90 Consortia are required under certain circumstances due to the complexity and the scope of a tender subject. Several bidders close together so that they make a common offer for the tender subject. Due to the legal conditions to protect SME, larger contracts are divided into lots acc. to §97 (3) GWB. If this is not possible consortia are allowed (VK Thüringen, Beschluss vom 16.02.2007-360-4003.20- 402/2007-001-UH- and decision of VK Bund, Beschluss vom 01.02.2001-VK1-1/01- ), translation from GER: “Decision of 16.02.2007-360-4003.20-402/2007-001-UH-“;
“Decision of 01.02.2001-VK1-1/01-“).
91 Cf. §22 SektVO that enables the customer to require a certain legal form of a alliance if it is necessary from the customer´s perspective and sets the alliance in this case as equal to a single firm.

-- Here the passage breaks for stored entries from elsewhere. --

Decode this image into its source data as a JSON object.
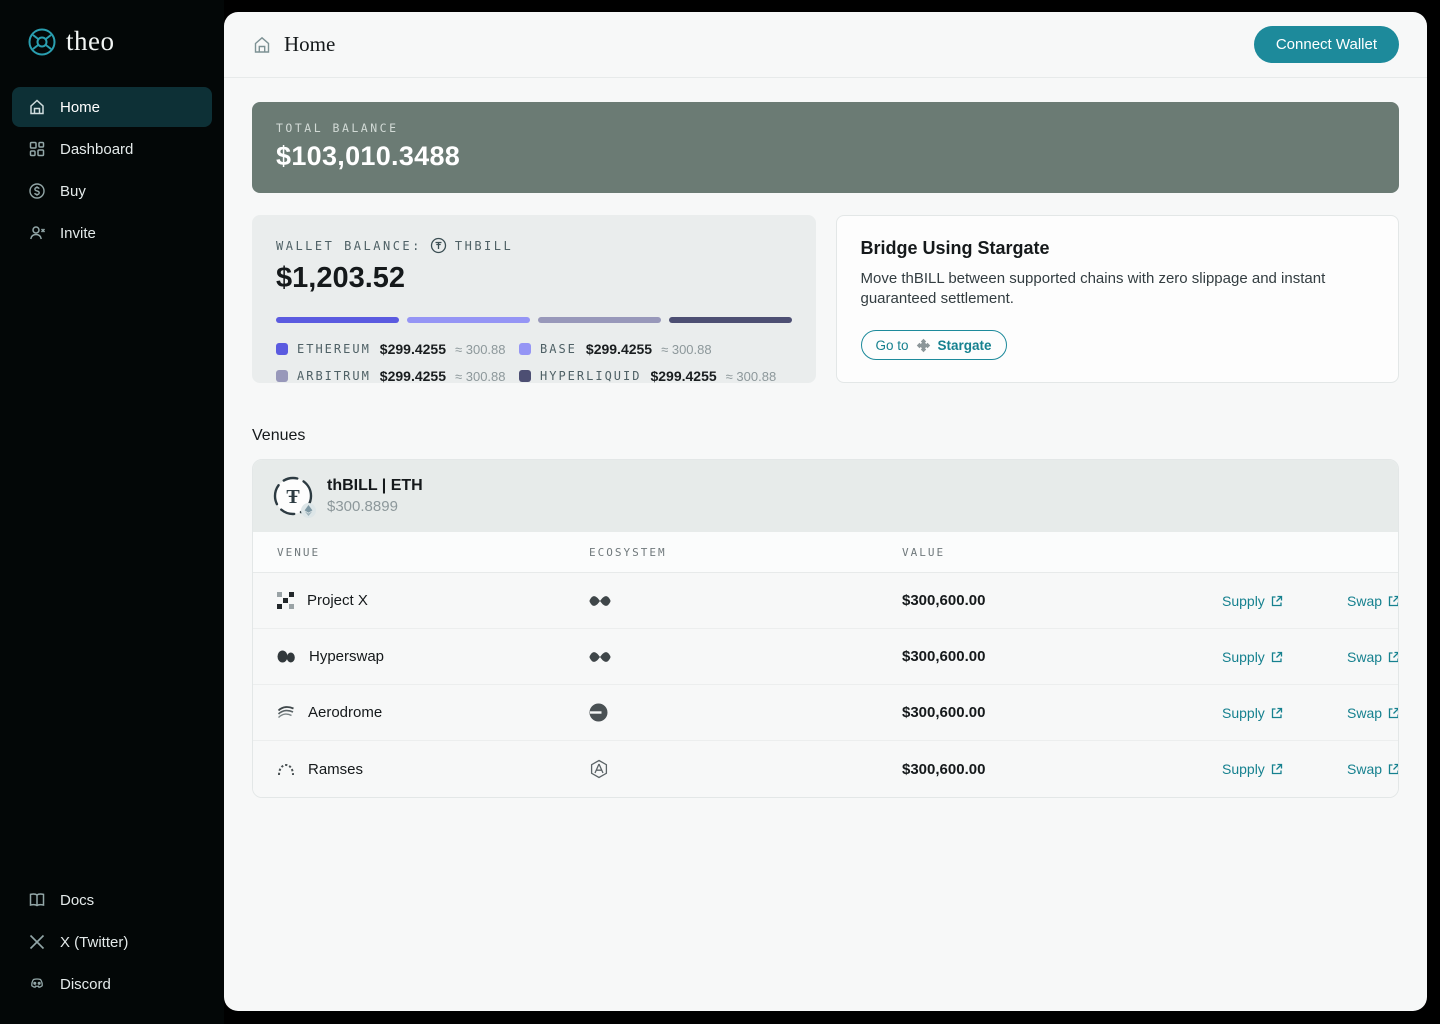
{
  "brand": {
    "name": "theo"
  },
  "sidebar": {
    "items": [
      {
        "label": "Home",
        "active": true
      },
      {
        "label": "Dashboard",
        "active": false
      },
      {
        "label": "Buy",
        "active": false
      },
      {
        "label": "Invite",
        "active": false
      }
    ],
    "footer_items": [
      {
        "label": "Docs"
      },
      {
        "label": "X (Twitter)"
      },
      {
        "label": "Discord"
      }
    ]
  },
  "header": {
    "title": "Home",
    "connect_wallet_label": "Connect Wallet"
  },
  "colors": {
    "accent_teal": "#1d8a9b",
    "link_teal": "#16818f",
    "total_card_bg": "#6b7b74",
    "sidebar_active_bg": "#0d3036"
  },
  "total_balance": {
    "label": "TOTAL BALANCE",
    "value": "$103,010.3488"
  },
  "wallet_balance": {
    "label": "WALLET BALANCE:",
    "token": "THBILL",
    "value": "$1,203.52",
    "chains": [
      {
        "name": "ETHEREUM",
        "value": "$299.4255",
        "approx": "≈ 300.88",
        "color": "#5b5be0"
      },
      {
        "name": "BASE",
        "value": "$299.4255",
        "approx": "≈ 300.88",
        "color": "#9595f5"
      },
      {
        "name": "ARBITRUM",
        "value": "$299.4255",
        "approx": "≈ 300.88",
        "color": "#9898ba"
      },
      {
        "name": "HYPERLIQUID",
        "value": "$299.4255",
        "approx": "≈ 300.88",
        "color": "#4d4f73"
      }
    ]
  },
  "bridge": {
    "title": "Bridge Using Stargate",
    "description": "Move thBILL between supported chains with zero slippage and instant guaranteed settlement.",
    "button_prefix": "Go to",
    "button_brand": "Stargate"
  },
  "venues": {
    "heading": "Venues",
    "token_pair": "thBILL | ETH",
    "token_price": "$300.8899",
    "token_symbol": "Ŧ",
    "columns": [
      "VENUE",
      "ECOSYSTEM",
      "VALUE"
    ],
    "rows": [
      {
        "venue": "Project X",
        "ecosystem": "hyperliquid",
        "value": "$300,600.00",
        "supply_label": "Supply",
        "swap_label": "Swap"
      },
      {
        "venue": "Hyperswap",
        "ecosystem": "hyperliquid",
        "value": "$300,600.00",
        "supply_label": "Supply",
        "swap_label": "Swap"
      },
      {
        "venue": "Aerodrome",
        "ecosystem": "base",
        "value": "$300,600.00",
        "supply_label": "Supply",
        "swap_label": "Swap"
      },
      {
        "venue": "Ramses",
        "ecosystem": "ramses",
        "value": "$300,600.00",
        "supply_label": "Supply",
        "swap_label": "Swap"
      }
    ]
  }
}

So the established firms could signal to the market that they have the possibility, based on the use of their existing reputation, to expand existing capacity even before the emergence of a demand, thus creating excess capacity that demonstrates their serious intent to retaliate to unestablished firms (Porter, 2000: 622). Entering into a consortium, or being a general contractor with correspondingly competitive subcontractors, demonstrates unity and willingness to retaliate and withdraws the allied firms from the market - and thus their availability for a coalition with the unestablished firms. In order to respond with a coalition, an unestablished firm would be forced into an alliance with a subordinated selection of potential coalition partners (e.g.

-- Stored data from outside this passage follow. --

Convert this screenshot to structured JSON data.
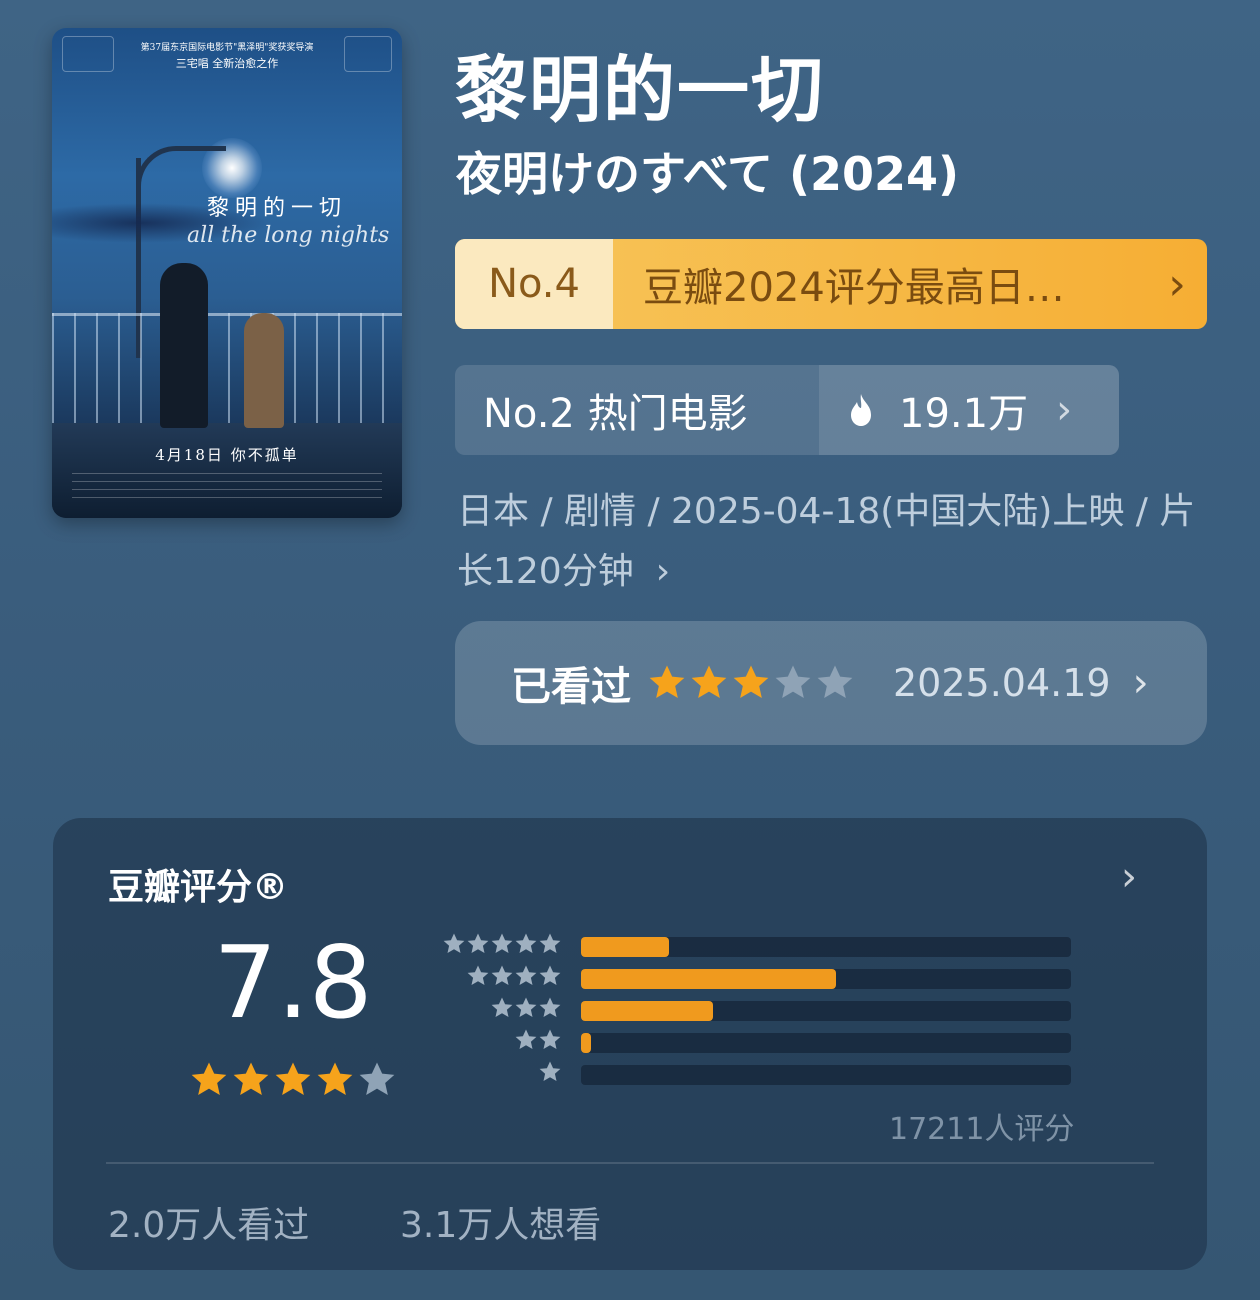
{
  "movie": {
    "title": "黎明的一切",
    "original_title": "夜明けのすべて  (2024)"
  },
  "poster": {
    "top_line1": "第37届东京国际电影节\"黑泽明\"奖获奖导演",
    "top_line2": "三宅唱 全新治愈之作",
    "title": "黎明的一切",
    "english": "all the long nights",
    "release": "4月18日  你不孤单"
  },
  "rank_banner": {
    "rank": "No.4",
    "text": "豆瓣2024评分最高日…",
    "chevron": "›"
  },
  "hot": {
    "rank_text": "No.2  热门电影",
    "count": "19.1万",
    "icon": "flame-icon",
    "chevron": "›"
  },
  "meta": {
    "text": "日本  /  剧情  /  2025-04-18(中国大陆)上映  /  片长120分钟",
    "chevron": "›"
  },
  "watched": {
    "label": "已看过",
    "my_rating": 3,
    "max_rating": 5,
    "date": "2025.04.19",
    "chevron": "›"
  },
  "rating": {
    "title": "豆瓣评分®",
    "score": "7.8",
    "stars": 4,
    "max_stars": 5,
    "distribution": [
      {
        "stars": 5,
        "fraction": 0.18
      },
      {
        "stars": 4,
        "fraction": 0.52
      },
      {
        "stars": 3,
        "fraction": 0.27
      },
      {
        "stars": 2,
        "fraction": 0.02
      },
      {
        "stars": 1,
        "fraction": 0.0
      }
    ],
    "count": "17211人评分",
    "watched_count": "2.0万人看过",
    "want_count": "3.1万人想看",
    "chevron": "›"
  },
  "colors": {
    "star_on": "#f6a31b",
    "star_off": "#8fa3b6",
    "bar_fill": "#f09a1e",
    "dist_star": "#9fb0c0"
  }
}
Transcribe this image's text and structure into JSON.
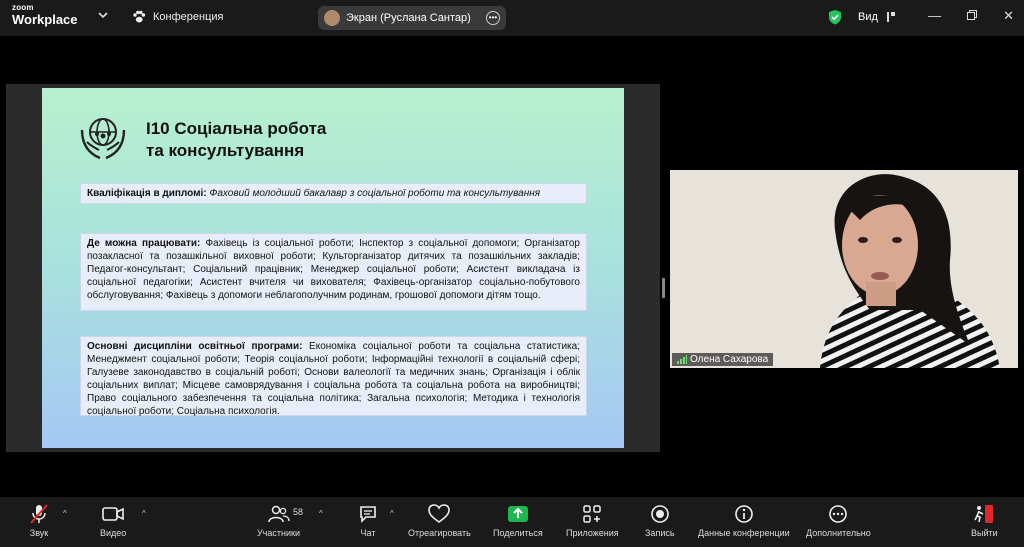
{
  "app": {
    "brand_small": "zoom",
    "brand_large": "Workplace",
    "meeting_title": "Конференция",
    "screen_share_label": "Экран (Руслана Сантар)",
    "view_label": "Вид"
  },
  "slide": {
    "title_line1": "І10 Соціальна робота",
    "title_line2": "та консультування",
    "qual_label": "Кваліфікація в дипломі:",
    "qual_text": "Фаховий молодший бакалавр з соціальної роботи та консультування",
    "work_label": "Де можна працювати:",
    "work_text": "Фахівець із соціальної роботи; Інспектор з соціальної допомоги; Організатор позакласної та позашкільної виховної роботи; Культорганізатор дитячих та позашкільних закладів; Педагог-консультант; Соціальний працівник; Менеджер соціальної роботи; Асистент викладача із соціальної педагогіки; Асистент вчителя чи вихователя; Фахівець-організатор соціально-побутового обслуговування; Фахівець з допомоги неблагополучним родинам, грошової допомоги дітям тощо.",
    "disc_label": "Основні дисципліни освітньої програми:",
    "disc_text": "Економіка соціальної роботи та соціальна статистика; Менеджмент соціальної роботи; Теорія соціальної роботи; Інформаційні технології в соціальній сфері; Галузеве законодавство в соціальній роботі; Основи валеології та медичних знань; Організація і облік соціальних виплат; Місцеве самоврядування і соціальна робота та соціальна робота на виробництві; Право соціального забезпечення та соціальна політика; Загальна психологія; Методика і технологія соціальної роботи; Соціальна психологія."
  },
  "video": {
    "participant_name": "Олена Сахарова"
  },
  "toolbar": {
    "audio": "Звук",
    "video": "Видео",
    "participants": "Участники",
    "participants_count": "58",
    "chat": "Чат",
    "react": "Отреагировать",
    "share": "Поделиться",
    "apps": "Приложения",
    "record": "Запись",
    "info": "Данные конференции",
    "more": "Дополнительно",
    "leave": "Выйти"
  },
  "colors": {
    "toolbar_bg": "#1a1a1a",
    "share_green": "#1fb84f",
    "leave_red": "#e02828",
    "shield_green": "#22c55e"
  }
}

second- or third-rated), so that they face a higher risk and probrably are confronted with competitive disadvantage.
In reference to chapter 8, and the limitations within the industry, new entrants face the problem of a high degree of system complexity and of probably not having the relevant experience in planning, design, and optimization of logistical systems in an airport environment, especially if they have their usual business in other industries (e.g. automotive). The customers’ requirements of airport logistics concern highest system availability through the fulfillment of the contractually agreed capacities, and meeting aviation security standards and requirements. Another problem new entries face is connected with economies of scale (Porter, 2000: 32, Hungenberg, 2011: 103) and learning curve effects. New entrants are often not able to copy the experience and necessary know-how of the established firms, which are experienced in the field of business and belong to a branch of industry leaders. The result is a lack of information for new entrants. If the information deficit cannot be healed and the information gap cannot be closed between the time of receiving the tender documents and the closing date, new entrants face the threat of not being able to calculate the risks of the project. The lack of information, knowledge and know-how can create a situation that presents industry attractiveness to new entrants which is simply not given in reality and under conditions of full awareness of the circumstances. This can lead to non-profitable calculations and offers and to a situation where the new entrant is awarded the project to financial deficits and struggling for additional payments in order to equalize financial project deficits (e.g. by claiming the cost for any additionally needed material). This means in conclusion that new entrants need to
have a certain risk awareness regarding the specific rules and requirements within the branch of industry, and a strategy to cover the risks coming with late return of project investments and losses in case of failures and with low returns on capital. Considering these points, new entrants would need strong financial resources92 (Porter, 2000: 32). In cases of positive experiences of the final customer with a system partner, the customer’s loyalty to the partner is probably high, so that customers who identify themselves with the system partner will not enter into risks in order to avoid problems during and after the project.93 On the one hand this might be a chance for new entrants to be an alternative to established suppliers, but on the other hand it poses the risk of not being successful.